Валера, закрыв за ним дверь, нежным голоском замурлыкал: «Ах вы кони мои, кони, кони привередливые!» Эти строки Высоцкого он напевал только в минуты высшего довольства, а сейчас Валера был доволен, что так удачно показал Саврасову, кто теперь в белом фраке, а кто – в каке, и доволен своим широким жестом с ручкой, давно пылившейся в шкафу, и тем, что больше он Саврасова не увидит и под той частью жизни, когда его звали «Валерка-валенок», подведена жирная черта. Особое тонкое удовольствие доставляла ему находка с пачулями – вспоминая об этом, он заливался медовым смехом. Про чудодейственную силу пачулей он действительно читал в Интернете, но ничего ими никогда не мазал. Благополучие же его объяснялось удивительно удачным местом в рекламном отделе солидной компании, где Валера научился брать от подрядчиков впечатляющих размеров взятки – или же, профессионально выражаясь, откаты. Но об этом плюшевый менеджер рассказывать однокашнику не собирался.

Глава 11

Она замерла перед фронтоном Катерининого дома. Словно замок из сказки – песочный, высокий, с башенкой (а на ней часы с тонкими стрелками), с кованым флюгером на сером шпиле; восьмивековый замок, на стенах его за годы окаменела листва, обросли белой скорлупой цветы, уснули ящерицы и птицы, в нишах нашли приют гипсовые наяды, а балконы поддерживали черные летучие мыши со зловеще распахнутыми крыльями – кажется, что чугунные, а на самом деле летают они по ночам; сказка, сказка! Как эта сказка забрела в Москву? Выстроили в тысяча девятьсот каком-то году декаденты-фантазеры.

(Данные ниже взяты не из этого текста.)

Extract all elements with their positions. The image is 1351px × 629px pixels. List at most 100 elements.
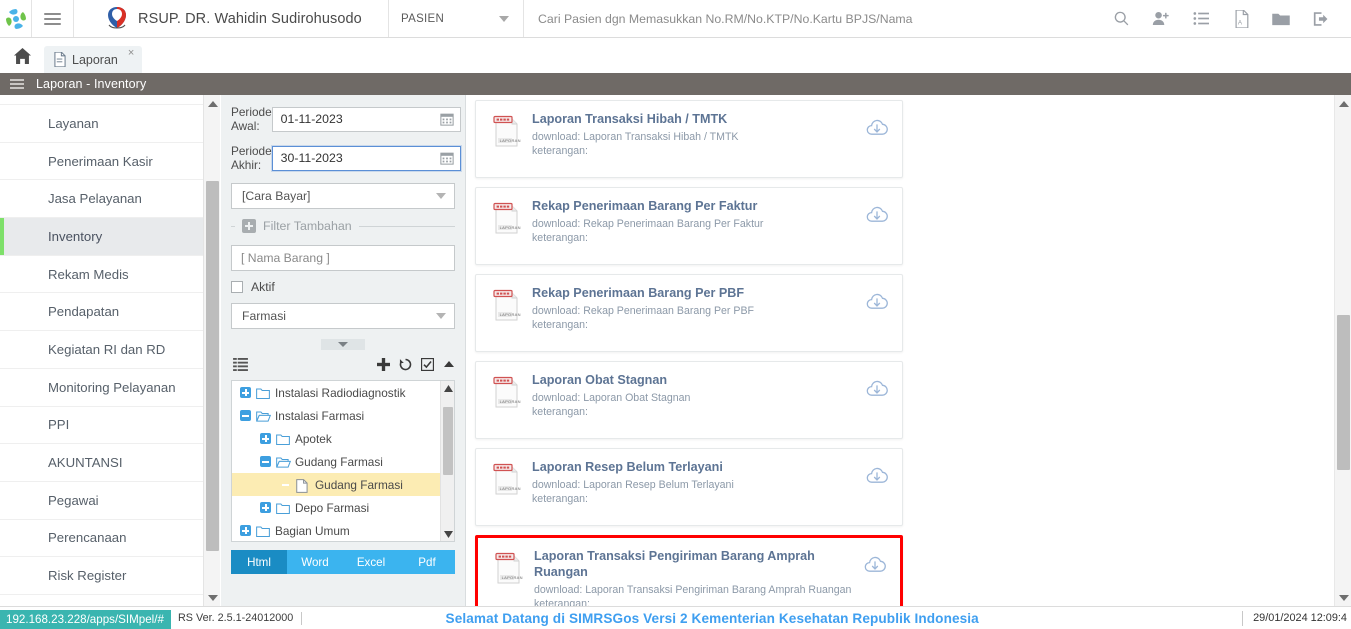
cloud-download-icon[interactable] xyxy=(864,291,890,318)
export-button-html[interactable]: Html xyxy=(231,550,287,574)
report-card[interactable]: LAPORAN Laporan Obat Stagnan download: Lap… xyxy=(475,361,903,439)
tree-expand-icon[interactable] xyxy=(240,525,251,536)
refresh-icon[interactable] xyxy=(399,358,412,371)
patient-search-input[interactable] xyxy=(538,11,1101,26)
cara-bayar-select[interactable]: [Cara Bayar] xyxy=(231,183,455,209)
sidebar-item-label: Inventory xyxy=(48,228,103,244)
pdf-file-icon[interactable]: A xyxy=(1221,0,1261,38)
report-card[interactable]: LAPORAN Laporan Resep Belum Terlayani down… xyxy=(475,448,903,526)
sidebar-item-akuntansi[interactable]: AKUNTANSI xyxy=(0,444,203,482)
tree-expand-icon[interactable] xyxy=(260,433,271,444)
sidebar-item-ppi[interactable]: PPI xyxy=(0,407,203,445)
periode-akhir-input[interactable] xyxy=(280,151,440,165)
unit-select[interactable]: Farmasi xyxy=(231,303,455,329)
tree-expand-icon[interactable] xyxy=(260,502,271,513)
scroll-down-arrow-icon[interactable] xyxy=(1335,589,1351,606)
tree-node[interactable]: Instalasi Farmasi xyxy=(232,404,454,427)
sidebar-item-layanan[interactable]: Layanan xyxy=(0,105,203,143)
report-card[interactable]: LAPORAN Laporan Transaksi Pengiriman Bara… xyxy=(475,535,903,606)
tree-scroll-down-icon[interactable] xyxy=(441,527,454,541)
reports-scroll-thumb[interactable] xyxy=(1337,315,1350,470)
cloud-download-icon[interactable] xyxy=(862,554,888,581)
sidebar-item-pegawai[interactable]: Pegawai xyxy=(0,482,203,520)
tree-collapse-icon[interactable] xyxy=(240,410,251,421)
report-document-icon: LAPORAN xyxy=(490,288,522,327)
tree-node[interactable]: Apotek xyxy=(232,427,454,450)
sidebar-scroll-thumb[interactable] xyxy=(206,181,219,551)
search-icon[interactable] xyxy=(1101,0,1141,38)
tree-node-label: Apotek xyxy=(295,431,332,446)
sidebar-item-rekam-medis[interactable]: Rekam Medis xyxy=(0,256,203,294)
expand-filter-icon[interactable] xyxy=(242,219,256,233)
nama-barang-input[interactable]: [ Nama Barang ] xyxy=(231,245,455,271)
sidebar-item-inventory[interactable]: Inventory xyxy=(0,218,203,256)
report-card[interactable]: LAPORAN Laporan Transaksi Hibah / TMTK dow… xyxy=(475,100,903,178)
chevron-up-icon[interactable] xyxy=(443,360,455,369)
check-square-icon[interactable] xyxy=(421,357,434,371)
tree-node[interactable]: Depo Farmasi xyxy=(232,496,454,519)
logout-icon[interactable] xyxy=(1301,0,1341,38)
periode-awal-field[interactable] xyxy=(271,106,461,132)
sidebar-item-pendapatan[interactable]: Pendapatan xyxy=(0,293,203,332)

Катерина жила в уютнейшем месте старой Москвы, на Сретенском бульваре, где старые тополя и клены выросли вровень с окнами пятого этажа. Если бы до этого момента Альбина не знала о Жуковой ничего, то посмотрев на ее дом, сразу поняла бы, что она принадлежит к того полета персонам, о которых Аля раньше только читала. На кованых воротах во двор, на резной высокой двери подъезда, да на каждой двери квартиры уместна была бы табличка: «Здесь живут Деньжищи».

Катерина позвала ее к себе в дом, но не в гости. Дело было в том, что любимая Алинина начальница заболела: три дня назад внезапно свалилась с гриппом, а теперь, когда у нее спала температура, нужно было наверстать упущенное. И первые часа два после того как Аля, тихо ахнув, вошла в высоченную прихожую с темно блестевшим паркетом, они в гостиной, багряно-бежевой просторной комнате, разбирали бумаги, и под диктовку Жуковой, лежавшей под пледом на диване, Аля печатала письма. Катерине то и дело что-нибудь надобилось – то другая подушка, то пачка бумажных платков, то задернуть занавески, то отдернуть, то принести ей разведенное в горячей воде лекарство. Аля же была только рада носить и подавать, потому что во всех этих поручениях не было никакого начальственного гонора, а наоборот, все было совершенно по-домашнему: словно капризный больной требует внимания от родных.

Но на третьем часу эта встреча вывернулась неожиданным образом.

Катерине кто-то позвонил на мобильный, она ответила совсем осипшим, сбавившим громкость голосом. Из разговора Аля поняла, что звонит Распашный. А затем голос Жуковой стал громче и веселей, и под конец она уже азартно кричала в трубку: «Я знала, знала, что вы умнейший человек! Я вас обожаю!»

Отключившись, начальница сказала Але, что Распашный не только сам теперь уверен в кандидатуре Руманова, но и наконец уговорил на это – и на перемены в истории – друга своего Азарского.

– Я не представляю, какие иголки он ему под ногти втыкал… Как он его уболтал? Впрочем, все они боятся остаться без фильма… нет, это гениально! Все идет, как у меня расписано.

– Браво! Руманов – Ромео! Ура-а-а! – зааплодировала Аля.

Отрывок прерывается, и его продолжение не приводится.